Тут он в деталях расписал, как они украли Црнковича. Рассказывая, не переставал твердить, что все он делал спроста, без умысла. Я ему, разумеется, не верил. Ладно, сперва надо найти Црнковича, так что выслушаем его версию событий, а уж потом разберемся, что натворил Джурич, а что Ивица Бресл. Сейчас самое главное — узнать, куда они делись из кемпинга и что случилось с Црнковичем дальше…
— На яхте Левняк закрылся в каюте с тем малым, которого мы привезли из Порторожа, с этим самым Црнковичем. Немец к ним не входил, пока Црнкович в дым не надрался. Не хотел даже показываться. Мы помогли затащить пьяного Црнковича на кушетку, а потом нас из каюты шуранули. Яхта в это время шла к Порторожу. Только мы туда прибыли, Левняк вышел из каюты и велел нам с Бреслом выматываться. Сказал, чтоб мы рейсовым катером добрались из Пирана в Копер, отсюда автобусом в Триест, а там через границу — документы, что нам в Триесте выдали, годились. А насчет югославской полиции, сказал Левняк, беспокоиться нечего, все шито–крыто. Дал нам деньжат, мы и послушались. От Порторожа до Пирана всего ничего, мы туда двинули пехом, а утром в катер влезли. Остальное вы знаете…

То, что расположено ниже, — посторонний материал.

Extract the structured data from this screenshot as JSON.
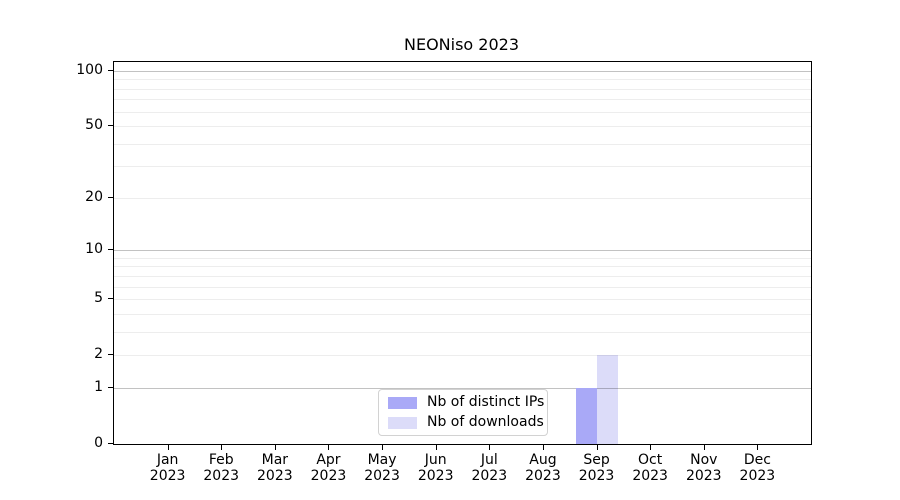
{
  "chart_data": {
    "type": "bar",
    "title": "NEONiso 2023",
    "categories": [
      "Jan 2023",
      "Feb 2023",
      "Mar 2023",
      "Apr 2023",
      "May 2023",
      "Jun 2023",
      "Jul 2023",
      "Aug 2023",
      "Sep 2023",
      "Oct 2023",
      "Nov 2023",
      "Dec 2023"
    ],
    "series": [
      {
        "name": "Nb of distinct IPs",
        "color": "#a9a9f7",
        "values": [
          0,
          0,
          0,
          0,
          0,
          0,
          0,
          0,
          1,
          0,
          0,
          0
        ]
      },
      {
        "name": "Nb of downloads",
        "color": "#dcdcf9",
        "values": [
          0,
          0,
          0,
          0,
          0,
          0,
          0,
          0,
          2,
          0,
          0,
          0
        ]
      }
    ],
    "xlabel": "",
    "ylabel": "",
    "yscale": "log1p",
    "ylim": [
      0,
      112
    ],
    "yticks": [
      0,
      1,
      2,
      5,
      10,
      20,
      50,
      100
    ],
    "major_gridlines": [
      1,
      10,
      100
    ],
    "minor_gridlines": [
      2,
      3,
      4,
      5,
      6,
      7,
      8,
      9,
      20,
      30,
      40,
      50,
      60,
      70,
      80,
      90
    ],
    "grid": true,
    "legend_position": "lower center"
  },
  "colors": {
    "background": "#ffffff",
    "axis": "#000000",
    "major_grid": "#c2c2c2",
    "minor_grid": "#ededed",
    "legend_border": "#d2d2d2",
    "text": "#000000"
  }
}
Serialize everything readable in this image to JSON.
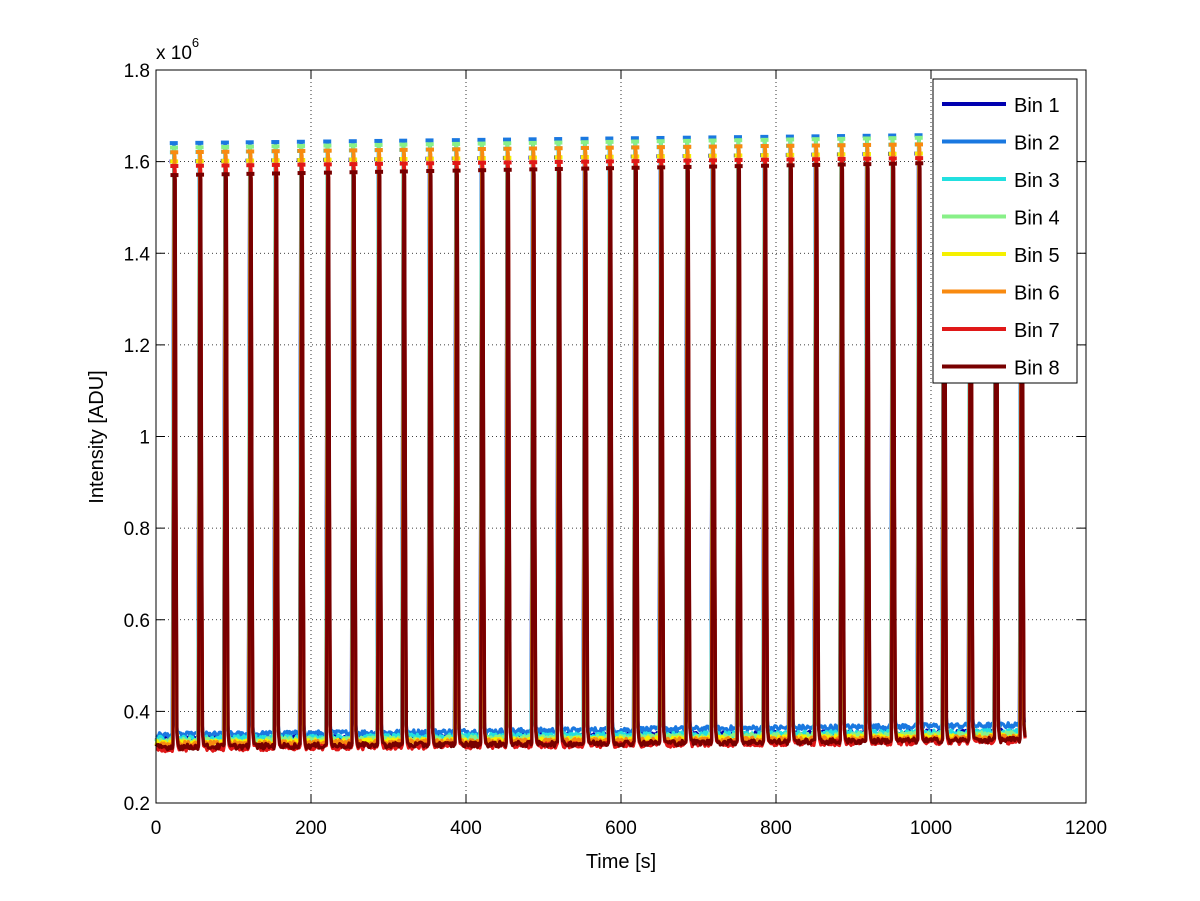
{
  "chart_data": {
    "type": "line",
    "title": "",
    "xlabel": "Time [s]",
    "ylabel": "Intensity [ADU]",
    "xlim": [
      0,
      1200
    ],
    "ylim": [
      0.2,
      1.8
    ],
    "y_multiplier": {
      "base": "x 10",
      "exponent": "6"
    },
    "xticks": [
      "0",
      "200",
      "400",
      "600",
      "800",
      "1000",
      "1200"
    ],
    "yticks": [
      "0.2",
      "0.4",
      "0.6",
      "0.8",
      "1",
      "1.2",
      "1.4",
      "1.6",
      "1.8"
    ],
    "grid": true,
    "legend_position": "top-right",
    "pulse_times": [
      24,
      57,
      90,
      122,
      155,
      188,
      222,
      255,
      288,
      320,
      354,
      388,
      421,
      454,
      487,
      520,
      554,
      586,
      619,
      652,
      686,
      719,
      752,
      786,
      819,
      852,
      885,
      918,
      951,
      985,
      1017,
      1051,
      1084,
      1117
    ],
    "time_end": 1120,
    "series": [
      {
        "name": "Bin 1",
        "color": "#0000b0",
        "peak": [
          1.6,
          1.62
        ],
        "baseline": [
          0.34,
          0.355
        ]
      },
      {
        "name": "Bin 2",
        "color": "#1a78e0",
        "peak": [
          1.64,
          1.66
        ],
        "baseline": [
          0.348,
          0.37
        ]
      },
      {
        "name": "Bin 3",
        "color": "#22e0e0",
        "peak": [
          1.62,
          1.64
        ],
        "baseline": [
          0.34,
          0.355
        ]
      },
      {
        "name": "Bin 4",
        "color": "#88f088",
        "peak": [
          1.63,
          1.655
        ],
        "baseline": [
          0.335,
          0.35
        ]
      },
      {
        "name": "Bin 5",
        "color": "#f5f000",
        "peak": [
          1.6,
          1.62
        ],
        "baseline": [
          0.33,
          0.345
        ]
      },
      {
        "name": "Bin 6",
        "color": "#f88a10",
        "peak": [
          1.62,
          1.64
        ],
        "baseline": [
          0.328,
          0.342
        ]
      },
      {
        "name": "Bin 7",
        "color": "#e01818",
        "peak": [
          1.59,
          1.61
        ],
        "baseline": [
          0.318,
          0.335
        ]
      },
      {
        "name": "Bin 8",
        "color": "#780000",
        "peak": [
          1.57,
          1.6
        ],
        "baseline": [
          0.322,
          0.338
        ]
      }
    ]
  }
}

Да, остальное о них я знал. Меня, однако, больше беспокоили другие, те, что остались на яхте. Я спросил:
— Значит, на яхте оставались владелец, Левняк, Джон и Црнкович? И немец? Вы не знаете, что они собирались делать дальше?
Джурич пожал плечами.
— Не знаю… И что они с тем доходягой сделали, которого приволокли, тоже не знаю…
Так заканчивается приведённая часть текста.